IN EMEA-Region (Europa, Naher Osten und Afrika) Der Nettoumsatz stieg um 4,8 % auf 3,5 Milliarden US-Dollar. Dieser Anstieg wurde primär durch das Wachstum bei Client- und Endgerätelösungen getragen, mit einer starken Nachfrage nach Desktop-PCs, Laptops und Komponenten. Auch der Absatz von fortschrittlichen Lösungen, Cloud-Diensten und anderen Services trug zu den positiven Ergebnissen bei.
Stabiles Betriebsergebnis in EMEA
Der operative Gewinn in der EMEA-Region stieg von 52,6 Millionen US-Dollar auf 55,7 Millionen US-Dollar. Die Gewinnmarge blieb mit 1,60 % unverändert, ein leichter Anstieg gegenüber 1,58 % im Vorjahresquartal. Ingram Micro Dies ist das Ergebnis geringerer Vertriebs- und Verwaltungskosten sowie einer verbesserten betrieblichen Effizienz, trotz einer Verlagerung hin zu margenschwächeren Produkten.
CEO Paul Bay (im Bild) ist mit den Ergebnissen zufrieden: “Wir haben ein solides zweites Quartal abgeliefert, mit Wachstum in allen vier Regionen und unseren drei Hauptgeschäftsbereichen. Resilienz als Unternehmen Unser Unternehmen wurde zwar von einem Ransomware-Angriff geprüft, dies hatte jedoch keine Auswirkungen auf unsere Ergebnisse im Quartal bis Ende Juni. Unsere digitale Plattform Xvantage spielte eine entscheidende Rolle bei unserer Erholung und stärkt weiterhin unsere Servicequalität.
Ingram Micro erwartet im dritten Quartal 2025 ein anhaltendes Wachstum. Unterstützung von starker Ergebnisse innerhalb ihrer Kerngeschäfte.
Ransomware-Angriff
Ingram Micro bestätigte zudem, dass im Juli bei einem Ransomware-Angriff der SafePay-Hacker Daten aus seinen Systemen gestohlen wurden.

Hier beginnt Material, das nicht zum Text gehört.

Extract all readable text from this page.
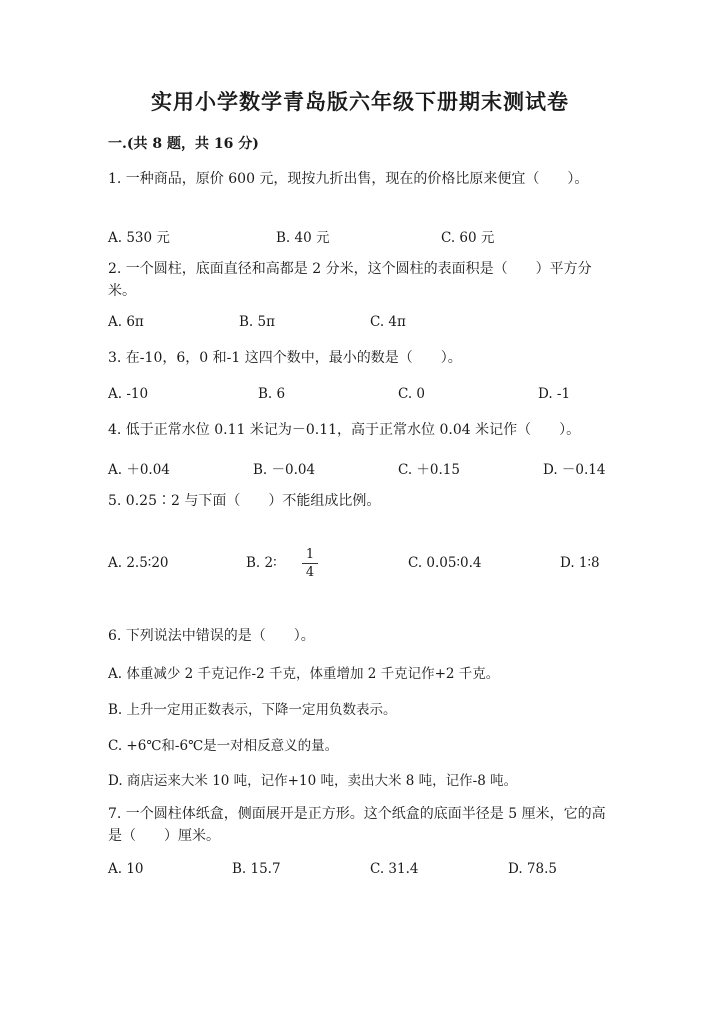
实用小学数学青岛版六年级下册期末测试卷
一.(共 8 题，共 16 分)
1. 一种商品，原价 600 元，现按九折出售，现在的价格比原来便宜（　　）。
A. 530 元	B. 40 元	C. 60 元
2. 一个圆柱，底面直径和高都是 2 分米，这个圆柱的表面积是（　　）平方分米。
A. 6π	B. 5π	C. 4π
3. 在-10，6，0 和-1 这四个数中，最小的数是（　　）。
A. -10	B. 6	C. 0	D. -1
4. 低于正常水位 0.11 米记为－0.11，高于正常水位 0.04 米记作（　　）。
A. ＋0.04	B. －0.04	C. ＋0.15	D. －0.14
5. 0.25∶2 与下面（　　）不能组成比例。
A. 2.5∶20	B. 2∶
1
4
C. 0.05∶0.4	D. 1∶8
6. 下列说法中错误的是（　　）。
A. 体重减少 2 千克记作-2 千克，体重增加 2 千克记作+2 千克。
B. 上升一定用正数表示，下降一定用负数表示。
C. +6℃和-6℃是一对相反意义的量。
D. 商店运来大米 10 吨，记作+10 吨，卖出大米 8 吨，记作-8 吨。
7. 一个圆柱体纸盒，侧面展开是正方形。这个纸盒的底面半径是 5 厘米，它的高是（　　）厘米。
A. 10	B. 15.7	C. 31.4	D. 78.5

Laut CEO Paul Bay ist der Angriff, der das Bestellsystem des Unternehmens lahmlegte, “komplex und noch andauernd”, wie CRN berichtet. Die forensischen Untersuchungen laufen noch, aber Bay deutete an, dass “einige Daten wurden gestohlen Aus unseren Systemen. Sollte sich herausstellen, dass personenbezogene Daten kompromittiert wurden, benachrichtigt das Unternehmen die Betroffenen gemäß den geltenden Bestimmungen. Transparenz und Compliance haben weiterhin höchste Priorität. Das Unternehmen betonte die Widerstandsfähigkeit seiner internen Teams und Partner sowie die entscheidende Rolle seiner digitalen Plattform bei der Wiederherstellung des Betriebs.
Weitere Informationen finden Sie auf der Website von Ingram Micro.